3Lifestyle Medicine — Consistency Over Intensity

This is the layer that most wellness advice gets wrong for menopausal women. She does not need a more intense protocol. She needs a more consistent one. The lifestyle interventions that most powerfully reduce the pre-fire and support the inflammopause transition are not complicated. They are hard to sustain when you are depleted. Which is exactly why targeting the inflammation first — to restore the neurological and energetic baseline — makes everything else more possible.
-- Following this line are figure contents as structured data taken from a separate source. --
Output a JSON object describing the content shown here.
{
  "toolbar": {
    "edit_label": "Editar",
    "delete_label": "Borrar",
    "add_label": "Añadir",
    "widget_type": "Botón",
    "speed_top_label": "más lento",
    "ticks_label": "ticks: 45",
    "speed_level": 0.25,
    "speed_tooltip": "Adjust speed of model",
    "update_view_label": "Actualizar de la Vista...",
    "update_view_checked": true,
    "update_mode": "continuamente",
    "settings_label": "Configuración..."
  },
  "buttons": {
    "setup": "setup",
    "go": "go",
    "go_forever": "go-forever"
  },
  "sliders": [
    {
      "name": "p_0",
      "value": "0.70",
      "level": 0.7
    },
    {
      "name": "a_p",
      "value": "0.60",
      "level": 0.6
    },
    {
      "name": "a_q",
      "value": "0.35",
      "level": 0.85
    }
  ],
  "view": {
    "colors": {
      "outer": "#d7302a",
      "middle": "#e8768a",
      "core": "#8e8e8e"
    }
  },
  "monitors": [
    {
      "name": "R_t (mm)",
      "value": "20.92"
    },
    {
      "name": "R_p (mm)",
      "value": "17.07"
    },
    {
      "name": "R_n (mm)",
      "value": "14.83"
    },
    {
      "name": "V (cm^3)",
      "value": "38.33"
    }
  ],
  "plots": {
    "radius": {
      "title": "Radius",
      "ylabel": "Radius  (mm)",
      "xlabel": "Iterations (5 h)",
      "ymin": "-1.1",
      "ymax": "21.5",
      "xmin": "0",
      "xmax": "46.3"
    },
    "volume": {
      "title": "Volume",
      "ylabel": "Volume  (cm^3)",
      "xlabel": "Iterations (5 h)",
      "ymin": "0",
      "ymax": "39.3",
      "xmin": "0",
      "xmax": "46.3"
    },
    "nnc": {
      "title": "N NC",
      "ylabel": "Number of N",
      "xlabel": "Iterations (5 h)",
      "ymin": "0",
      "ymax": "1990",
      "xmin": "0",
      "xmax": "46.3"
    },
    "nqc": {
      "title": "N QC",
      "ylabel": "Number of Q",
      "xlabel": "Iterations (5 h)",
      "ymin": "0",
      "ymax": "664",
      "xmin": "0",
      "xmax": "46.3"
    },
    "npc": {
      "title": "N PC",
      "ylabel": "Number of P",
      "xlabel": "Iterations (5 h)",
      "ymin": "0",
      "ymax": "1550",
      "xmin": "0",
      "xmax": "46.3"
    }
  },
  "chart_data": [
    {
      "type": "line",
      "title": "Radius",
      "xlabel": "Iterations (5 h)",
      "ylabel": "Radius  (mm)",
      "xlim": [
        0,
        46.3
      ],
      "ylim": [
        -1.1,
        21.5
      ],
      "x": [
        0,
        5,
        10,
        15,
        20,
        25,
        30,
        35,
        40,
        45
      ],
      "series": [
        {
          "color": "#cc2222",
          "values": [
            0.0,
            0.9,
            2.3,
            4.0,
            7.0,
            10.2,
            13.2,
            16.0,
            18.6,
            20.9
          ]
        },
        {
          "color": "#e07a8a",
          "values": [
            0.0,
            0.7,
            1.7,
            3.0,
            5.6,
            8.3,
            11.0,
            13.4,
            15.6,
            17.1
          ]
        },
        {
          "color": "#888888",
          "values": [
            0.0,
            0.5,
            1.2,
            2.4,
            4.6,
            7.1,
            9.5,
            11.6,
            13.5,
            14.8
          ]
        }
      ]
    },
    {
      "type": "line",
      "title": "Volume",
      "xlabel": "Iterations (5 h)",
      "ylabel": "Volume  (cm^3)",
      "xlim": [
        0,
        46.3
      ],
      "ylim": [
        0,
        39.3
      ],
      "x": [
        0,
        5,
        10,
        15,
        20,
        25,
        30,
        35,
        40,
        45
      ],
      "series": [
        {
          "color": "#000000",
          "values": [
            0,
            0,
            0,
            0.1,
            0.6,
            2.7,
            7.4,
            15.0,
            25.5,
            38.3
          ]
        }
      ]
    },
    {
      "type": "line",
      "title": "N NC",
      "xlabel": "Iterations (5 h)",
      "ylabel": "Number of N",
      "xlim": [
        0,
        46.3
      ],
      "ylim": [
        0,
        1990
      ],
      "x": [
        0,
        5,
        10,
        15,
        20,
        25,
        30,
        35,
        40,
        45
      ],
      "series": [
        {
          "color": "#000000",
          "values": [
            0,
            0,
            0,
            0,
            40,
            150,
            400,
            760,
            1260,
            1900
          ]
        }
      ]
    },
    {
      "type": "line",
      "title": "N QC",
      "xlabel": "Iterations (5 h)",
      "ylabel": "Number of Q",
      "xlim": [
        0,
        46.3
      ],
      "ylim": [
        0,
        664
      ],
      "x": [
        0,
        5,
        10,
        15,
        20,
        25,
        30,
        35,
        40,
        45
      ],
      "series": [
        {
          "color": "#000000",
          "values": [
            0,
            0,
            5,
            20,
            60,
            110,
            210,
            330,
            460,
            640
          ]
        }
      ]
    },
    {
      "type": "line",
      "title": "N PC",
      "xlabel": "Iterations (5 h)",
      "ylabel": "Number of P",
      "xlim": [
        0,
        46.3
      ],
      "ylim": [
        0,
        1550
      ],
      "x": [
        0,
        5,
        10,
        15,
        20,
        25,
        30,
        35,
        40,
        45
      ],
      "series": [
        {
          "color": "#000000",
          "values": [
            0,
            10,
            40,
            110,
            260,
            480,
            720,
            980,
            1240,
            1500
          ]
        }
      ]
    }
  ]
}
• Sleep as the non-negotiable: Every hour of disrupted sleep elevates IL-6 and TNF-α. The inflammopause cytokine burden disrupts sleep. The sleep disruption elevates the cytokine burden. This is the most important inflammatory loop to break. Sleep is medicine. Prioritize it above every other lifestyle intervention.
• Anti-inflammatory eating — simply and sustainably: Not a diet. Not restriction. A shift toward what lowers NF-kB: whole foods, healthy fats (ghee, olive oil, avocado), warm cooked meals over cold raw foods (Ayurvedic principle validated by research), omega-3 rich sources, and consistent mealtimes that support Agni (digestive fire) and Samana Vata regulation. Removing ultra-processed food, alcohol, and refined sugar is the single highest-return dietary intervention available.
• Movement that restores, not depletes: High-intensity exercise that leaves a depleted woman more depleted is not medicine for this season. Gentle strength training (for Asthi dhatu — bone and muscle preservation), walking, restorative yoga, and daily Abhyanga (self-oil massage with warm sesame oil — the most accessible Vata-pacifying practice in Ayurveda) are the highest-return movement interventions. They work with the biology of the Vata season, not against it.
• Stress regulation as immune medicine: Chronic cortisol drives NF-kB. Managing the stress response — through Nadi Shodhana pranayama, Yoga Nidra, meditation, or any practice that activates the parasympathetic nervous system consistently — is direct immune intervention. Not stress management as a wellness luxury. Stress regulation as anti-inflammatory medicine.

What I Want You to Take Away

Inflammopause is not your fault. The pre-fire was not built by weakness or failure. It was built by a modern life that has loaded inflammatory burden onto women systematically and then expected them to navigate one of the most complex physiological transitions in human biology without the support they need.

But here is what I also know: the fire can be managed. It can be reduced. And the woman who understands what is actually happening in her body — who has a name for it, a mechanism, and a protocol — is in a fundamentally different position than the woman who was told ‘this is just what happens.’

This is what is happening. And there is a great deal we can do about it.